Seasonably wild weather is my social grease and spatial glue. I still remember standing with my roommates on the second-floor porch of my house during Sandy, watching a thick trunk of a tree I had never noticed before bend and sway. I see that tree every day now when I look out my window.

I started seeing again when Nemo came. Hanging from a tree in Edgerton Park, I saw the snow become the sky. Tubing down the Divinity School hill, I saw the hooded masses frolic through the snow. Climbing up a snowbank on Wall Street, I saw icicles drip from the cubed walls of the Beinecke.

I know it wasn’t just pretty pictures out there. Hail and wind hurt our faces a lot, many people worked absurd numbers of hours to keep the streets safe and clear, and the shoulders of almost everyone who doesn’t live in dorms ached from shoveling.

But there were many pretty pictures: groups of people pushing strangers’ cars out of the snow, an old man on the Divinity School hill giving a big push to anyone who wanted the perfect sled ride, friends building igloos together, two girls giving each other a lift to climb a tree.

I nearly left for the weekend, figuring the days would be better spent on skis near mountains where orange streetlamps don’t smother the city with a rusty haze. But the snow linked me to this community and stuck me to this place.

And now I wonder, as rain browns the snow and sun melts it into the street: What if I could break my spatial habits and start transforming corners of this town without the snow? What if I played with that sense of wonder when it’s boring out? What if I joked with strangers when it’s just another one of those partly cloudies, with no Linda Koch Lorimer weather updates?

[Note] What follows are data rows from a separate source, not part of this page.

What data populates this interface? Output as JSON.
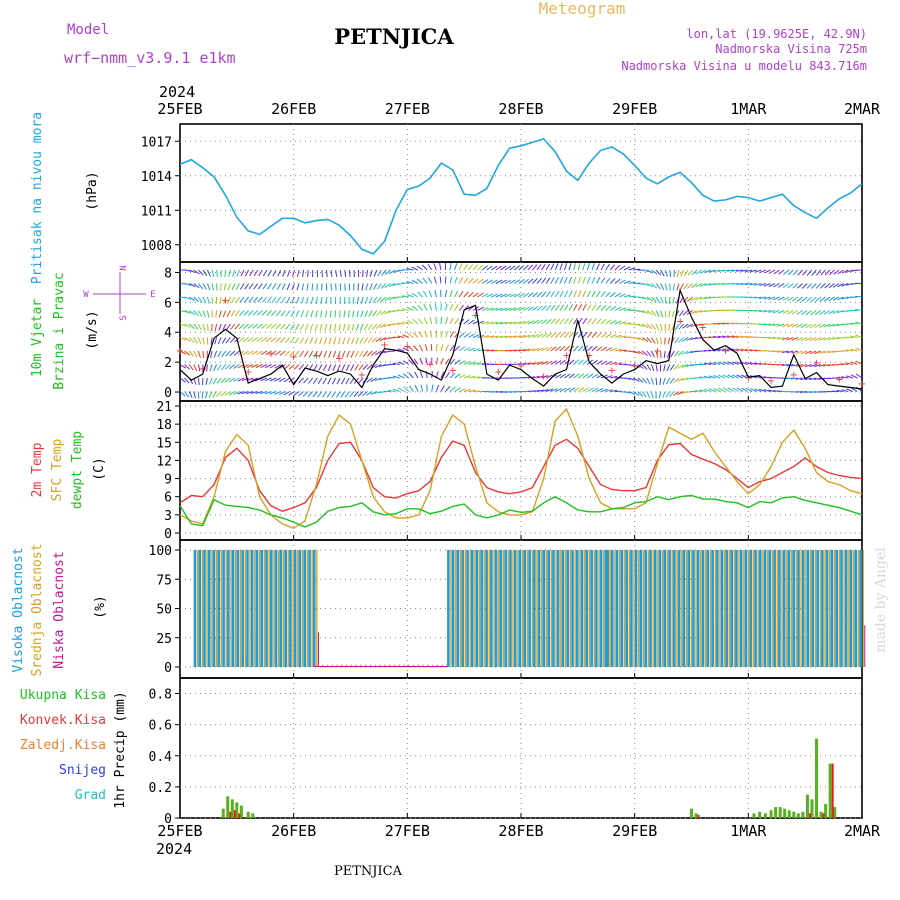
{
  "header": {
    "model_label": "Model",
    "model_name": "wrf−nmm_v3.9.1  e1km",
    "station": "PETNJICA",
    "product": "Meteogram",
    "coords": "lon,lat (19.9625E, 42.9N)",
    "elevation": "Nadmorska Visina 725m",
    "model_elevation": "Nadmorska Visina u modelu 843.716m"
  },
  "footer": {
    "station": "PETNJICA",
    "credit": "made by Angel"
  },
  "colors": {
    "pressure": "#1fa8e0",
    "temp2m": "#e83838",
    "sfc": "#d8a020",
    "dew": "#20c020",
    "high_cloud": "#1a9ee0",
    "mid_cloud": "#e0a020",
    "low_cloud": "#c01890",
    "total_rain": "#58b020",
    "conv_rain": "#e02020",
    "purple_text": "#b040d0",
    "grid": "#888888"
  },
  "x_axis": {
    "top_year": "2024",
    "bottom_year": "2024",
    "ticks": [
      "25FEB",
      "26FEB",
      "27FEB",
      "28FEB",
      "29FEB",
      "1MAR",
      "2MAR"
    ]
  },
  "chart_data": [
    {
      "type": "line",
      "ylabel_outer": "Pritisak na nivou mora",
      "ylabel_unit": "(hPa)",
      "yticks": [
        "1008",
        "1011",
        "1014",
        "1017"
      ],
      "ylim": [
        1006.5,
        1018.5
      ],
      "grid": true,
      "series": [
        {
          "x": [
            0,
            0.1,
            0.2,
            0.3,
            0.4,
            0.5,
            0.6,
            0.7,
            0.8,
            0.9,
            1,
            1.1,
            1.2,
            1.3,
            1.4,
            1.5,
            1.6,
            1.7,
            1.8,
            1.9,
            2,
            2.1,
            2.2,
            2.3,
            2.4,
            2.5,
            2.6,
            2.7,
            2.8,
            2.9,
            3,
            3.1,
            3.2,
            3.3,
            3.4,
            3.5,
            3.6,
            3.7,
            3.8,
            3.9,
            4,
            4.1,
            4.2,
            4.3,
            4.4,
            4.5,
            4.6,
            4.7,
            4.8,
            4.9,
            5,
            5.1,
            5.2,
            5.3,
            5.4,
            5.5,
            5.6,
            5.7,
            5.8,
            5.9,
            6
          ],
          "values": [
            1015,
            1015.4,
            1014.7,
            1013.9,
            1012.3,
            1010.4,
            1009.2,
            1008.9,
            1009.6,
            1010.3,
            1010.3,
            1009.9,
            1010.1,
            1010.2,
            1009.7,
            1008.8,
            1007.6,
            1007.2,
            1008.3,
            1011,
            1012.8,
            1013.1,
            1013.8,
            1015.1,
            1014.5,
            1012.4,
            1012.3,
            1012.9,
            1014.9,
            1016.4,
            1016.6,
            1016.9,
            1017.2,
            1016.1,
            1014.4,
            1013.6,
            1015.1,
            1016.2,
            1016.5,
            1015.9,
            1014.9,
            1013.8,
            1013.3,
            1013.9,
            1014.3,
            1013.4,
            1012.3,
            1011.8,
            1011.9,
            1012.2,
            1012.1,
            1011.8,
            1012.1,
            1012.4,
            1011.4,
            1010.8,
            1010.3,
            1011.2,
            1012,
            1012.5,
            1013.3
          ]
        }
      ]
    },
    {
      "type": "line",
      "ylabel_outer": [
        "10m Vjetar",
        "Brzina i Pravac"
      ],
      "ylabel_unit": "(m/s)",
      "direction_key": {
        "n": "N",
        "s": "S",
        "w": "W",
        "e": "E"
      },
      "yticks": [
        "0",
        "2",
        "4",
        "6",
        "8"
      ],
      "ylim": [
        -0.6,
        8.7
      ],
      "grid": true,
      "series": [
        {
          "name": "speed",
          "x": [
            0,
            0.1,
            0.2,
            0.3,
            0.4,
            0.5,
            0.6,
            0.7,
            0.8,
            0.9,
            1,
            1.1,
            1.2,
            1.3,
            1.4,
            1.5,
            1.6,
            1.7,
            1.8,
            1.9,
            2,
            2.1,
            2.2,
            2.3,
            2.4,
            2.5,
            2.6,
            2.7,
            2.8,
            2.9,
            3,
            3.1,
            3.2,
            3.3,
            3.4,
            3.5,
            3.6,
            3.7,
            3.8,
            3.9,
            4,
            4.1,
            4.2,
            4.3,
            4.4,
            4.5,
            4.6,
            4.7,
            4.8,
            4.9,
            5,
            5.1,
            5.2,
            5.3,
            5.4,
            5.5,
            5.6,
            5.7,
            5.8,
            5.9,
            6
          ],
          "values": [
            1.5,
            0.8,
            1.2,
            3.6,
            4.2,
            3.6,
            0.6,
            0.9,
            1.2,
            1.8,
            0.5,
            1.6,
            1.4,
            1.1,
            1.4,
            1.2,
            0.3,
            1.8,
            2.9,
            2.8,
            2.6,
            1.5,
            1.2,
            0.8,
            2.5,
            5.5,
            5.8,
            1.2,
            0.8,
            1.8,
            1.5,
            0.9,
            0.4,
            1.2,
            1.5,
            4.8,
            2.0,
            1.2,
            0.6,
            1.2,
            1.5,
            2.1,
            1.9,
            2.1,
            6.8,
            5.0,
            3.5,
            2.8,
            3.1,
            2.6,
            1.0,
            1.1,
            0.3,
            0.4,
            2.5,
            0.9,
            1.3,
            0.5,
            0.4,
            0.3,
            0.2
          ]
        },
        {
          "name": "gust",
          "x": [
            0,
            0.2,
            0.4,
            0.6,
            0.8,
            1,
            1.2,
            1.4,
            1.6,
            1.8,
            2,
            2.2,
            2.4,
            2.6,
            2.8,
            3,
            3.2,
            3.4,
            3.6,
            3.8,
            4,
            4.2,
            4.4,
            4.6,
            4.8,
            5,
            5.2,
            5.4,
            5.6,
            5.8,
            6
          ],
          "values": [
            2.8,
            1.6,
            6.2,
            1.4,
            2.6,
            2.4,
            2.5,
            2.3,
            1.2,
            3.2,
            3.1,
            1.9,
            1.5,
            5.2,
            1.4,
            1.8,
            1.1,
            2.5,
            2.5,
            1.5,
            1.8,
            2.8,
            4.8,
            4.4,
            2.8,
            1.0,
            0.8,
            1.2,
            2.0,
            0.9,
            0.6
          ]
        }
      ]
    },
    {
      "type": "line",
      "ylabel_outer": [
        "2m Temp",
        "SFC Temp",
        "dewpt Temp"
      ],
      "ylabel_unit": "(C)",
      "yticks": [
        "0",
        "3",
        "6",
        "9",
        "12",
        "15",
        "18",
        "21"
      ],
      "ylim": [
        0,
        21
      ],
      "grid": true,
      "series": [
        {
          "name": "2m Temp",
          "x": [
            0,
            0.1,
            0.2,
            0.3,
            0.4,
            0.5,
            0.6,
            0.7,
            0.8,
            0.9,
            1,
            1.1,
            1.2,
            1.3,
            1.4,
            1.5,
            1.6,
            1.7,
            1.8,
            1.9,
            2,
            2.1,
            2.2,
            2.3,
            2.4,
            2.5,
            2.6,
            2.7,
            2.8,
            2.9,
            3,
            3.1,
            3.2,
            3.3,
            3.4,
            3.5,
            3.6,
            3.7,
            3.8,
            3.9,
            4,
            4.1,
            4.2,
            4.3,
            4.4,
            4.5,
            4.6,
            4.7,
            4.8,
            4.9,
            5,
            5.1,
            5.2,
            5.3,
            5.4,
            5.5,
            5.6,
            5.7,
            5.8,
            5.9,
            6
          ],
          "values": [
            5,
            6.2,
            6,
            8,
            12.5,
            14,
            12,
            7,
            4.5,
            3.6,
            4.2,
            5,
            7.5,
            12,
            14.8,
            15,
            12,
            7.5,
            6,
            5.8,
            6.5,
            7,
            8.5,
            12.5,
            15.2,
            14.5,
            10,
            7.5,
            6.8,
            6.5,
            6.8,
            7.5,
            11,
            14.5,
            15.5,
            14,
            11,
            8,
            7.2,
            7,
            7,
            7.5,
            12,
            14.6,
            14.8,
            13,
            12.2,
            11.5,
            10.5,
            9,
            7.5,
            8.5,
            9,
            10,
            11,
            12.4,
            11,
            10,
            9.5,
            9.2,
            9
          ]
        },
        {
          "name": "SFC Temp",
          "x": [
            0,
            0.1,
            0.2,
            0.3,
            0.4,
            0.5,
            0.6,
            0.7,
            0.8,
            0.9,
            1,
            1.1,
            1.2,
            1.3,
            1.4,
            1.5,
            1.6,
            1.7,
            1.8,
            1.9,
            2,
            2.1,
            2.2,
            2.3,
            2.4,
            2.5,
            2.6,
            2.7,
            2.8,
            2.9,
            3,
            3.1,
            3.2,
            3.3,
            3.4,
            3.5,
            3.6,
            3.7,
            3.8,
            3.9,
            4,
            4.1,
            4.2,
            4.3,
            4.4,
            4.5,
            4.6,
            4.7,
            4.8,
            4.9,
            5,
            5.1,
            5.2,
            5.3,
            5.4,
            5.5,
            5.6,
            5.7,
            5.8,
            5.9,
            6
          ],
          "values": [
            3,
            2,
            1.5,
            6,
            13.5,
            16.3,
            14.5,
            6,
            3,
            1.5,
            0.8,
            2,
            8,
            16,
            19.5,
            18,
            12,
            6,
            3.5,
            2.5,
            2.5,
            3,
            7,
            16,
            19.5,
            18,
            11,
            5,
            3.5,
            3,
            3,
            3.5,
            9,
            18.5,
            20.5,
            16,
            9,
            5,
            4,
            4,
            4,
            5,
            11.5,
            17.5,
            16.5,
            15.5,
            16.5,
            13.5,
            11,
            8.5,
            6.5,
            8,
            11,
            15,
            17,
            14,
            10,
            8.5,
            8,
            7,
            6.5
          ]
        },
        {
          "name": "dewpt Temp",
          "x": [
            0,
            0.1,
            0.2,
            0.3,
            0.4,
            0.5,
            0.6,
            0.7,
            0.8,
            0.9,
            1,
            1.1,
            1.2,
            1.3,
            1.4,
            1.5,
            1.6,
            1.7,
            1.8,
            1.9,
            2,
            2.1,
            2.2,
            2.3,
            2.4,
            2.5,
            2.6,
            2.7,
            2.8,
            2.9,
            3,
            3.1,
            3.2,
            3.3,
            3.4,
            3.5,
            3.6,
            3.7,
            3.8,
            3.9,
            4,
            4.1,
            4.2,
            4.3,
            4.4,
            4.5,
            4.6,
            4.7,
            4.8,
            4.9,
            5,
            5.1,
            5.2,
            5.3,
            5.4,
            5.5,
            5.6,
            5.7,
            5.8,
            5.9,
            6
          ],
          "values": [
            4.5,
            1.5,
            1.2,
            5.5,
            4.6,
            4.4,
            4.2,
            3.8,
            3,
            2.5,
            1.8,
            1,
            1.8,
            3.6,
            4.2,
            4.4,
            5,
            3.5,
            3,
            3.2,
            4,
            4,
            3.2,
            3.6,
            4.4,
            4.8,
            3,
            2.5,
            3,
            3.8,
            3.4,
            3.6,
            5,
            6,
            5,
            3.8,
            3.5,
            3.5,
            4,
            4.2,
            5,
            5.2,
            6,
            5.5,
            6,
            6.2,
            5.6,
            5.6,
            5.2,
            5,
            4.2,
            5.2,
            5,
            5.8,
            6,
            5.4,
            5,
            4.6,
            4.2,
            3.6,
            3
          ]
        }
      ]
    },
    {
      "type": "bar",
      "ylabel_outer": [
        "Visoka Oblacnost",
        "Srednja Oblacnost",
        "Niska Oblacnost"
      ],
      "ylabel_unit": "(%)",
      "yticks": [
        "0",
        "25",
        "50",
        "75",
        "100"
      ],
      "ylim": [
        0,
        100
      ],
      "grid": true,
      "cloud_cover_segments": [
        {
          "from": 0.12,
          "to": 1.18,
          "high": 100,
          "mid": 100,
          "low": 30
        },
        {
          "from": 1.18,
          "to": 2.35,
          "high": 0,
          "mid": 2,
          "low": 0
        },
        {
          "from": 2.35,
          "to": 3.75,
          "high": 100,
          "mid": 100,
          "low": 5
        },
        {
          "from": 3.75,
          "to": 6.0,
          "high": 100,
          "mid": 100,
          "low": 45
        }
      ]
    },
    {
      "type": "bar",
      "ylabel_outer": [
        "Ukupna Kisa",
        "Konvek.Kisa",
        "Zaledj.Kisa",
        "Snijeg",
        "Grad"
      ],
      "ylabel_unit": "1hr Precip (mm)",
      "yticks": [
        "0",
        "0.2",
        "0.4",
        "0.6",
        "0.8"
      ],
      "ylim": [
        0,
        0.9
      ],
      "grid": true,
      "series": [
        {
          "name": "Ukupna Kisa",
          "x": [
            0.38,
            0.42,
            0.46,
            0.5,
            0.54,
            0.6,
            0.64,
            4.5,
            4.54,
            5.05,
            5.1,
            5.15,
            5.2,
            5.24,
            5.28,
            5.32,
            5.36,
            5.4,
            5.44,
            5.48,
            5.52,
            5.56,
            5.6,
            5.64,
            5.68,
            5.72,
            5.76
          ],
          "values": [
            0.06,
            0.14,
            0.12,
            0.1,
            0.08,
            0.04,
            0.03,
            0.06,
            0.03,
            0.03,
            0.04,
            0.03,
            0.05,
            0.07,
            0.07,
            0.06,
            0.05,
            0.04,
            0.03,
            0.04,
            0.15,
            0.12,
            0.51,
            0.04,
            0.09,
            0.35,
            0.07
          ]
        },
        {
          "name": "Konvek.Kisa",
          "x": [
            0.42,
            0.46,
            0.5,
            4.54,
            5.52,
            5.64,
            5.72
          ],
          "values": [
            0.04,
            0.05,
            0.03,
            0.02,
            0.03,
            0.03,
            0.35
          ]
        }
      ]
    }
  ]
}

Spring weather brings us outside of ourselves, too. In the ecstasy of sunshine, social grease and spatial glue abound. We join each other’s Frisbee games. We try to read outside and talk instead. We close our eyes lying in the windy grass. We start seeing again.

On the way back to campus the night of the blizzard run, a few people stepped out of their houses on Orange Street and cheered the group of us running onward, commending our efforts and yelling at the one guy in shorts to put some clothes on.

Now that I’m back from that run and that snow is melting, here’s the challenge: Can we still be that bunch of strangers cheering each other in the middle of the night once all the snow is gone? Can we find some non-snow glue to stick us to this space? Can we laugh together, tell each other to go straight to the hospital, make sure we’re all okay?